Eile nach Hause und kaufe hektoliterweise Getränke ein, vor allem den köstlichen Orangensaft. Bei der Hitze hier muss man einfach viel trinken.
Mittags Chinesischunterricht, Ying übersetzt mir den Zettel. Aha, in der Zhejiang Lu gibt es einen Philips- Laden, da dürfte ich die Bürstenköpfe kriegen, bestens. Auch was meine Sprachkenntnisse angeht, muss ich dringend nacharbeiten. Von nichts kommt halt nichts.
Mache mir eine Nudelsuppe und übe anschließend auf dem Spielplatz der Wohnanlage noch meine Formen. Dem OK- Man, der Pförtnerin und einigen meiner Mitbewohner fallen fast die Augen aus dem Kopf, als sie mich im Taiji- Fummel sehen.
Zwar schön viel Platz, aber bin bei manchen Bewegungen doch noch auf Videounterstützung angewiesen. Also doch wieder drinnen üben. Der verschwitzte und verdreckte Fummel wird eingeweicht und gewaschen, werde mir mal Bleiche besorgen müssen. Gestern wurde Jud wegen seines völlig eingedreckten und verknitterten Fummels getadelt und musste ihn nach dem Unterricht Meister Wu zum Waschen aushändigen. Heute gab es das Kleidungsstück blitzsauber zurück. So eine Schmach möchte ich nicht erdulden müssen.
Bewundere bei Einbruch der Dämmerung das hübsch erleuchtete Shanghai, wegen der Expo erstrahlen auch die Vororte im festlichen Glanz. Letzter Spieltag der Bundesliga, St. Pauli ist aufgestiegen und Mainz 05 gutes Mittelfeld. Cool.
Xiao Lu geht online, er hatte eine echt üble Zahnentzündung mit Fieber und allem drum und dran. Gestern wurde der Zahn gezogen, heute geht es ihm einigermaßen. Der erste Zahn, den er verliert, darüber ist er sehr unglücklich und wird von mir sehr ausgiebig getröstet.

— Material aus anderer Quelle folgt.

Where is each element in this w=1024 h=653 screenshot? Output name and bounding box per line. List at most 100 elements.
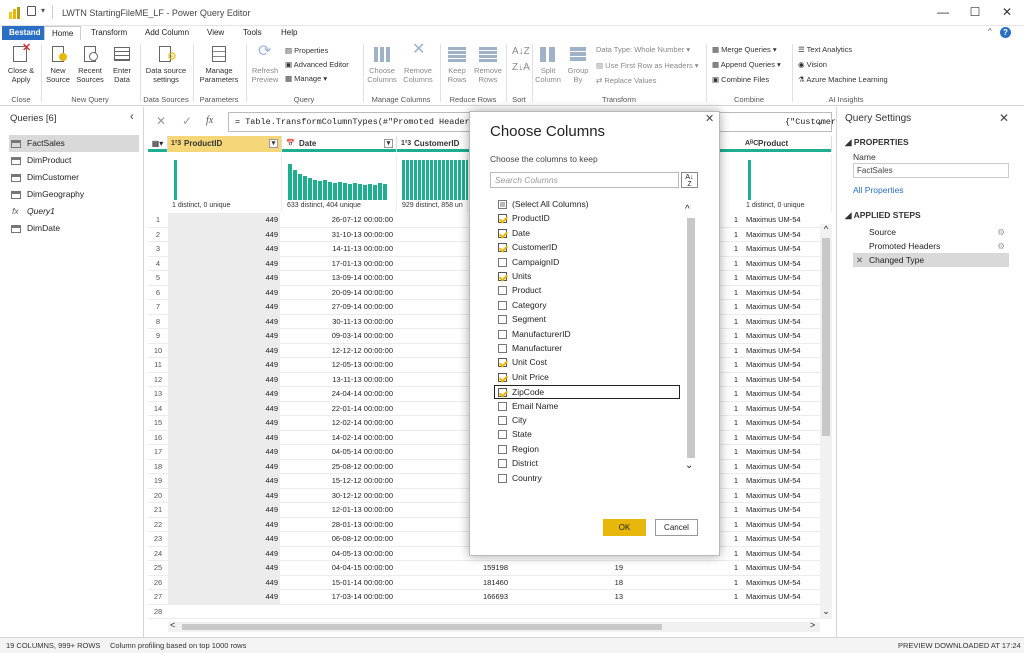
- commit-formula-icon[interactable]: ✓: [182, 114, 192, 128]
- row-number[interactable]: 18: [148, 460, 168, 474]
- table-row[interactable]: 26 449 15-01-14 00:00:00 181460 18 1 Maximus U…: [148, 575, 832, 590]
- scroll-down-icon[interactable]: ⌄: [820, 606, 832, 617]
- cell-value[interactable]: 1: [628, 590, 740, 604]
- cell-date[interactable]: 24-04-14 00:00:00: [283, 387, 395, 401]
- cell-units[interactable]: 18: [513, 576, 627, 590]
- cell-date[interactable]: 28-01-13 00:00:00: [283, 518, 395, 532]
- cancel-formula-icon[interactable]: ✕: [156, 114, 166, 128]
- cell-product[interactable]: Maximus UM-54: [744, 445, 820, 459]
- cell-product[interactable]: Maximus UM-54: [744, 590, 820, 604]
- gear-icon[interactable]: ⚙: [997, 225, 1005, 239]
- row-number[interactable]: 15: [148, 416, 168, 430]
- cell-productid[interactable]: 449: [168, 285, 280, 300]
- query-item-factsales[interactable]: FactSales: [9, 135, 139, 152]
- keep-rows-button[interactable]: Keep Rows: [443, 44, 471, 84]
- column-option[interactable]: Product: [470, 284, 680, 298]
- tab-add-column[interactable]: Add Column: [138, 26, 196, 40]
- cell-product[interactable]: Maximus UM-54: [744, 257, 820, 271]
- cell-date[interactable]: 15-12-12 00:00:00: [283, 474, 395, 488]
- cell-productid[interactable]: 449: [168, 445, 280, 459]
- cell-product[interactable]: Maximus UM-54: [744, 576, 820, 590]
- cell-date[interactable]: 09-03-14 00:00:00: [283, 329, 395, 343]
- column-option[interactable]: ManufacturerID: [470, 328, 680, 342]
- step-promoted-headers[interactable]: Promoted Headers ⚙: [853, 239, 1009, 253]
- checkbox[interactable]: [498, 272, 507, 281]
- cell-date[interactable]: 12-01-13 00:00:00: [283, 503, 395, 517]
- cell-product[interactable]: Maximus UM-54: [744, 213, 820, 227]
- checkbox[interactable]: [498, 416, 507, 425]
- enter-data-button[interactable]: Enter Data: [108, 44, 136, 84]
- row-number[interactable]: 13: [148, 387, 168, 401]
- scroll-down-icon[interactable]: ⌄: [685, 460, 693, 471]
- fx-icon[interactable]: fx: [206, 115, 213, 126]
- column-option[interactable]: Unit Cost: [470, 356, 680, 370]
- column-option[interactable]: Email Name: [470, 400, 680, 414]
- cell-productid[interactable]: 449: [168, 227, 280, 242]
- new-source-button[interactable]: New Source: [44, 44, 72, 84]
- save-icon[interactable]: [27, 6, 36, 16]
- column-header-product[interactable]: AᴮC Product: [742, 136, 832, 152]
- row-number[interactable]: 5: [148, 271, 168, 285]
- checkbox[interactable]: [498, 430, 507, 440]
- checkbox[interactable]: [498, 315, 507, 325]
- checkbox[interactable]: [498, 388, 507, 398]
- column-option[interactable]: Country: [470, 472, 680, 486]
- cell-product[interactable]: Maximus UM-54: [744, 228, 820, 242]
- cell-product[interactable]: Maximus UM-54: [744, 315, 820, 329]
- cell-product[interactable]: Maximus UM-54: [744, 242, 820, 256]
- column-option[interactable]: CampaignID: [470, 256, 680, 270]
- data-type-dropdown[interactable]: Data Type: Whole Number ▾: [596, 45, 690, 54]
- column-option[interactable]: Region: [470, 443, 680, 457]
- cancel-button[interactable]: Cancel: [655, 519, 698, 536]
- cell-date[interactable]: 14-02-14 00:00:00: [283, 431, 395, 445]
- table-menu-icon[interactable]: ▦▾: [148, 136, 168, 152]
- expand-formula-icon[interactable]: ⌄: [817, 113, 822, 131]
- column-option[interactable]: Segment: [470, 313, 680, 327]
- cell-date[interactable]: 12-12-12 00:00:00: [283, 344, 395, 358]
- checkbox[interactable]: [498, 473, 507, 483]
- row-number[interactable]: 1: [148, 213, 168, 227]
- tab-transform[interactable]: Transform: [84, 26, 134, 40]
- cell-productid[interactable]: 449: [168, 517, 280, 532]
- cell-productid[interactable]: 449: [168, 416, 280, 430]
- close-pane-icon[interactable]: ✕: [999, 111, 1009, 125]
- scroll-left-icon[interactable]: <: [170, 620, 175, 630]
- sort-descending-icon[interactable]: Z↓A: [512, 62, 530, 73]
- cell-productid[interactable]: 449: [168, 256, 280, 271]
- cell-customerid[interactable]: 181460: [398, 576, 512, 590]
- use-first-row-button[interactable]: ▤ Use First Row as Headers ▾: [596, 61, 699, 70]
- azure-ml-button[interactable]: ⚗ Azure Machine Learning: [798, 75, 888, 84]
- cell-date[interactable]: 13-11-13 00:00:00: [283, 373, 395, 387]
- column-header-productid[interactable]: 1²3 ProductID ▾: [168, 136, 282, 152]
- cell-date[interactable]: 04-05-14 00:00:00: [283, 445, 395, 459]
- tab-file[interactable]: Bestand: [2, 26, 48, 40]
- collapse-triangle-icon[interactable]: ◢: [845, 137, 854, 147]
- cell-productid[interactable]: 449: [168, 387, 280, 401]
- cell-product[interactable]: Maximus UM-54: [744, 532, 820, 546]
- cell-product[interactable]: Maximus UM-54: [744, 503, 820, 517]
- cell-productid[interactable]: 449: [168, 430, 280, 445]
- cell-date[interactable]: 17-03-14 00:00:00: [283, 590, 395, 604]
- cell-date[interactable]: 12-02-14 00:00:00: [283, 416, 395, 430]
- close-window-button[interactable]: ✕: [992, 5, 1022, 21]
- row-number[interactable]: 16: [148, 431, 168, 445]
- tab-help[interactable]: Help: [274, 26, 304, 40]
- cell-date[interactable]: 22-01-14 00:00:00: [283, 402, 395, 416]
- cell-date[interactable]: 04-05-13 00:00:00: [283, 547, 395, 561]
- checkbox[interactable]: [498, 214, 507, 224]
- checkbox[interactable]: [498, 401, 507, 411]
- list-scrollbar[interactable]: ^ ⌄: [684, 204, 698, 474]
- step-source[interactable]: Source ⚙: [853, 225, 1009, 239]
- row-number[interactable]: 19: [148, 474, 168, 488]
- refresh-preview-button[interactable]: ⟳ Refresh Preview: [248, 44, 282, 85]
- row-number[interactable]: 3: [148, 242, 168, 256]
- column-header-date[interactable]: 📅 Date ▾: [283, 136, 397, 152]
- row-number[interactable]: 17: [148, 445, 168, 459]
- minimize-button[interactable]: —: [928, 5, 958, 21]
- data-source-settings-button[interactable]: ⚙ Data source settings: [142, 44, 190, 84]
- cell-product[interactable]: Maximus UM-54: [744, 271, 820, 285]
- cell-productid[interactable]: 449: [168, 561, 280, 575]
- cell-productid[interactable]: 449: [168, 503, 280, 517]
- column-option[interactable]: District: [470, 457, 680, 471]
- checkbox[interactable]: [498, 286, 507, 296]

Skype mit Ali, Stefanie hat wohl vergessen, ihm die Karte an meine Schwiegermutter auszuhändigen. Ali hat seine Vorliebe für grünen Tee entdeckt, werde ihm echt guten besorgen und Lilo mitgeben, falls sie noch Platz im Gepäck hat. Meine Schwiegermutter ist nach den Fernsehberichten über die Expo mittlerweile doch ziemlich angeschärft, herzukommen. Würde mich freuen. Ali und ich bringen uns gegenseitig auf den neuesten Stand der Dinge und lachen viel, schöner Ausklang des verlängerten Wochenendes. Und das nächste verspricht auch schön zu werden, Freitag Büroparty und Samstag kommt Lilo. Das Leben ist schön.